One of the targets set under the administration of Nnaji was the quest to raise the level of power generation. The former minister had said he would move power generation to 6000 MW by December 2012. Indeed, President Jonathan recently disclosed that an additional 5,000 MW would be added to the national grid by 2013 from 10 new power plants which are currently under construction nationwide. Lending his voice to the campaign for an improvement in power delivery, the Director-General of the United Nations Industrial Development Organisation (UNIDO), Dr. Kandeh Yumkella, had urged the federal government to develop and implement a blueprint on cheap and sustainable energy that will transform the country into an industrial power house in the coming decades. He said Nigeria would need 20,000MW over 20 years to be a power house and added that while private investors and international banks would be ready to lend Nigeria money for electricity, there were, however, fears of policy changes because of change in government. He said Nigeria's population is projected to hit 300 million in 25 years with 90 per cent of them under 25 years who would need to be employed.
However, stakeholders in the industry wonder if the change of baton at the power ministry would not constitute a setback to the current drive given the fact that the new helmsman at the ministry may have to familiarise himself with the realities on ground, a development which industry operators say may make nonsense of the target already put in place by the immediate past minister. The matter is even made worse by the fact that the selection of a minister for the power ministry which is considered as one of the plum portfolios is usually characterised by delay associated with the nomination and clearance by the Senate.
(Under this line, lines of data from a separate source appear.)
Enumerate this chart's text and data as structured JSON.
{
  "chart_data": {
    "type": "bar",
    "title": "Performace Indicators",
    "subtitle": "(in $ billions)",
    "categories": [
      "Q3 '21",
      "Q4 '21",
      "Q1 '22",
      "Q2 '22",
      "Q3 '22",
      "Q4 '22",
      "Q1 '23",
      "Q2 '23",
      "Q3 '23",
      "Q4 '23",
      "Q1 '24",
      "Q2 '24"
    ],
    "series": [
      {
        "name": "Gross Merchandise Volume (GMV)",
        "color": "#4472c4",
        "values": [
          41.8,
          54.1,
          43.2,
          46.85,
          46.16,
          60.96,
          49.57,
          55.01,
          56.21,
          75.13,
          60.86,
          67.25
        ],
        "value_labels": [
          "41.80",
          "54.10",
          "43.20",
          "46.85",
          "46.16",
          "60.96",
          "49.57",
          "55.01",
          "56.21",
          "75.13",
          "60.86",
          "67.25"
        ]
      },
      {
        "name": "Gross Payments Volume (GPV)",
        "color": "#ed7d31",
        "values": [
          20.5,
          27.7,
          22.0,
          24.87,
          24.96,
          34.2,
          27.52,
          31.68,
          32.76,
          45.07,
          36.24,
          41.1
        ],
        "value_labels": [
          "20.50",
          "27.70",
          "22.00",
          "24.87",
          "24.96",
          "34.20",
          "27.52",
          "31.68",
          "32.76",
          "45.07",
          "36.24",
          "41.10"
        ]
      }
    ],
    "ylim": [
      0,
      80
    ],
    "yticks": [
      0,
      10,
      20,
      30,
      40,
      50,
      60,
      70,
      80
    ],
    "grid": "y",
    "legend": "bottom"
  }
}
One other unfinished business left behind by the former minister is the issue of gas supply. According to Nnaji, as at December 2011, the nation could technically have produced 5,500MW; thereby exceeding its 5000MW target, but only a little over 4,000MW was generated because of gas constraints. Records show that 70 per cent of Nigeria's power is generated from thermal stations while only 30 per cent is from hydro stations. Gas constraints account for the decline in power availability, and it is expected that the 12-month emergency gas to power supply recently declared by the Minister of Petroleum Resources, Mrs. Diezani Alison-Madueke, will substantially improve gas supply to the power sector in order for the trapped capacities at the various thermal stations to be released to the grid. The current power generation which is the highest power output ever generated in Nigeria, has, however, been attributed to the sharp increase of gas availability to the thermal plants, even as Prof. Nnaji informed that when fully stabilised, the country's power supply could easily hit 5,000MW. Going by the change of guard at the power ministry, there is no doubt that the incoming minister may have to open another line of communication with gas producers, thereby dragging the entire process back. However, whether or not the Federal Government will be able to achieve the time-table set for the ongoing power sector reforms will be dependent on how speedily it is able to clear all the controversies that have reared their heads in the exercise.